Wenn auch nicht zu Werbezwecken, so ist die Ansprache der jungen Zielgruppe auch für die Tagesschau extrem wichtig. Neben der Erfüllung des Grundversorgungsauftrages der öffentlich-rechtlichen Sender, geht es nicht zuletzt auch um eine zukunftsorientierte und nachhaltige Aufstellung der Sendung.

 

Und das macht die Tagesschau bisher grundsätzlich sehr gut. Die Plattformen Facebook, Instagram, Twitter und YouTube erfreuen sich hoher Follower-Zahlen, die Auftritte selber sind ansprechend umgesetzt. Daneben, ohne Tagesschau-Branding, wurde der Chatbot „Novi“ für den Facebook-Messenger entwickelt. Abonnenten erhalten hier zweimal täglich ein kurzes prägnantes Briefing mit den aktuellen News und das in hohem Maße zielgruppengerecht aufbereitet mit Bildern, Videos und GIFs. Sollte die Tagesschau dieses Portfolio mit einem Snapchat-Auftritt auf Discover ergänzen?

 

Besuch bei der Tagesschau

Team Tagesschau zu Besuch bei der ARD

 

Nach drei Monaten intensiver Recherche, einem Redaktionsbesuch, vielen internen sowie externen Experteninterviews und sehr vielen Diskussionen innerhalb des Teams, sagen wir: zum jetzigen Zeitpunkt nicht zu empfehlen. Mit Snapchat könnte die Tagesschau zwar ein paar junge Nutzer gewinnen, die ausschließlich auf dieser Plattform unterwegs sind und somit eine Versorgungslücke schließen, der Aufwand dafür ist aber unverhältnismäßig groß: Neben der Gebühr für einen Auftritt bei Discover bedeutet die Einarbeitung in das Format der Stories und die Pflege der sehr aktiven Community großen Aufwand. Dazu kommt die derzeit alarmierende Situation des Unternehmens selber. Snapchat kämpft mit starkem Wertverlust. Innovationen und Features werden von Instagram kopiert.

 

Was Snapchat kann, kann Instagram schon lange und besser!
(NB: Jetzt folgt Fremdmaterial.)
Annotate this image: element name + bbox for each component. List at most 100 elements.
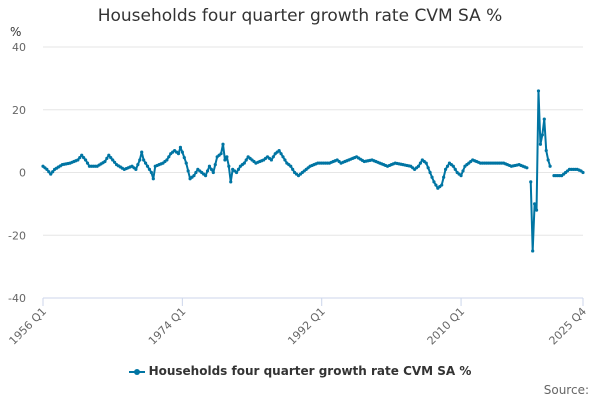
data-point [229,180,233,184]
x-tick-label: 1956 Q1 [7,305,50,348]
data-point [428,170,432,175]
data-point [213,163,217,167]
data-point [289,164,293,168]
data-point [194,170,198,175]
legend[interactable]: Households four quarter growth rate CVM … [0,364,600,378]
data-point [430,175,434,179]
data-point [219,152,223,156]
data-point [277,148,281,153]
data-point [581,170,585,175]
data-point [178,145,183,149]
data-point [281,155,285,159]
data-point [542,117,546,121]
data-point [111,158,115,162]
data-point [151,177,155,181]
data-point [418,161,423,165]
data-point [203,174,208,178]
data-point [83,158,88,162]
y-tick-label: 40 [12,41,26,54]
data-point [461,169,465,173]
data-point [142,158,146,162]
data-point [192,174,196,178]
data-point [76,158,80,162]
data-point [459,174,463,178]
data-point [546,158,550,162]
series-line [529,89,552,252]
data-point [536,89,541,93]
data-point [211,170,215,175]
data-point [451,164,455,168]
y-tick-label: 20 [12,104,26,117]
data-point [209,167,213,171]
data-point [221,142,225,146]
data-point [45,167,49,171]
legend-swatch-icon [128,367,145,377]
data-point [434,183,438,187]
data-point [165,158,169,162]
data-point [109,156,113,160]
data-point [85,161,90,165]
data-point [234,170,239,175]
data-point [105,156,109,160]
source-label: Source: [543,383,589,397]
data-point [207,164,212,168]
data-point [223,158,227,162]
data-point [525,166,529,170]
data-point [103,159,107,164]
data-point [180,150,184,154]
data-point [424,161,428,165]
data-point [442,175,446,179]
grid-lines [43,46,583,299]
data-point [242,161,246,165]
y-tick-label: -40 [8,292,26,305]
tick-labels: 40 20 0 -20 -40% 1956 Q1 1974 Q1 1992 Q1 2010 Q1… [7,25,590,347]
series-households-growth [41,89,585,253]
data-point [113,160,117,164]
data-point [176,152,181,156]
data-point [443,167,448,171]
data-point [138,158,142,162]
data-point [51,170,55,174]
data-point [49,172,53,176]
data-point [227,164,231,168]
chart-title: Households four quarter growth rate CVM … [97,6,503,26]
data-point [149,170,153,175]
data-point [82,156,86,160]
data-point [47,170,51,174]
data-point [244,158,248,162]
data-point [440,183,444,187]
x-axis [42,297,584,306]
data-point [205,169,210,173]
x-tick-label: 2025 Q4 [547,305,590,348]
data-point [271,155,275,159]
y-tick-label: -20 [8,229,26,242]
data-point [529,180,533,184]
data-point [269,158,273,162]
data-point [236,167,241,171]
data-point [167,155,171,159]
data-point [416,164,421,168]
data-point [283,158,287,162]
data-point [184,161,188,165]
data-point [540,133,544,137]
data-point [182,156,186,160]
data-point [453,167,457,171]
data-point [225,155,229,159]
data-point [134,167,138,171]
data-point [538,142,543,146]
data-point [279,152,283,156]
data-point [107,153,111,157]
data-point [432,180,436,184]
data-point [291,167,295,171]
data-point [80,153,84,157]
data-point [140,150,144,154]
data-point [136,163,140,167]
legend-label: Households four quarter growth rate CVM … [148,364,472,378]
data-point [544,148,548,153]
data-point [145,164,150,168]
data-point [78,156,82,160]
data-point [548,164,552,168]
data-point [531,249,535,253]
data-point [445,164,450,168]
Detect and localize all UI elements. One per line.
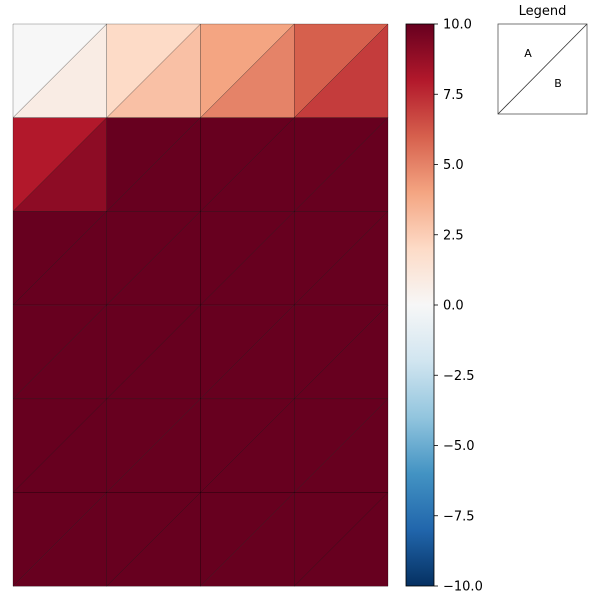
colorbar-tick-label-0: 10.0 [443, 18, 472, 33]
colorbar-gradient [405, 23, 435, 587]
legend-label-a: A [524, 47, 532, 60]
colorbar-tick-label-6: −5.0 [443, 439, 475, 454]
colorbar-tick-label-7: −7.5 [443, 509, 475, 524]
heatmap-plot-area [12, 23, 389, 587]
colorbar-tick-label-4: 0.0 [443, 299, 464, 314]
colorbar-tick-label-2: 5.0 [443, 158, 464, 173]
legend: Legend A B [497, 4, 588, 115]
legend-box [497, 23, 588, 115]
cell-r5-c3-triangle-b [293, 491, 389, 587]
colorbar: 10.0 7.5 5.0 2.5 0.0 −2.5 −5.0 −7.5 −10.0 [405, 18, 483, 595]
colorbar-tick-label-8: −10.0 [443, 580, 483, 595]
legend-title: Legend [519, 4, 567, 19]
colorbar-tick-label-3: 2.5 [443, 228, 464, 243]
legend-diagonal [497, 23, 588, 115]
colorbar-tick-label-5: −2.5 [443, 369, 475, 384]
colorbar-ticks: 10.0 7.5 5.0 2.5 0.0 −2.5 −5.0 −7.5 −10.0 [434, 18, 483, 595]
legend-label-b: B [554, 77, 562, 90]
colorbar-tick-label-1: 7.5 [443, 88, 464, 103]
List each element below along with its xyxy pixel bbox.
Die Einführung von Instagram TV spricht eine deutliche Sprache: Wer eine junge Zielgruppe erreichen möchte (immerhin sind 67 Prozent der Instagram-Nutzer zwischen 14 und 29 Jahren alt), der engagiert sich auf Instagram. Das ist für die Tagesschau mit 236.000 Followern nichts Neues. Wie man dort Stories ansprechend und erfolgreich aufbereitet, allerdings schon. Da hilft es, dass wir im zweiten Teil unseres Projektes sieben Erfolgsfaktoren herausarbeiten konnten, mit denen sich die Tagesschau besten Gewissens auch in diese bisher unbekannte Gefilde wagen kann.

 

Denn, wie unsere Experten bestätigen konnten, sind Stories ein Format, das in der Zukunft auch unabhängig von Social Media und genauso in älteren Zielgruppen erfolgversprechend ist.

 

Abschließendes Fazit: Snapchat: nay, Stories: yay und für die Tagesschau: Ordentlich in das Format einfuchsen!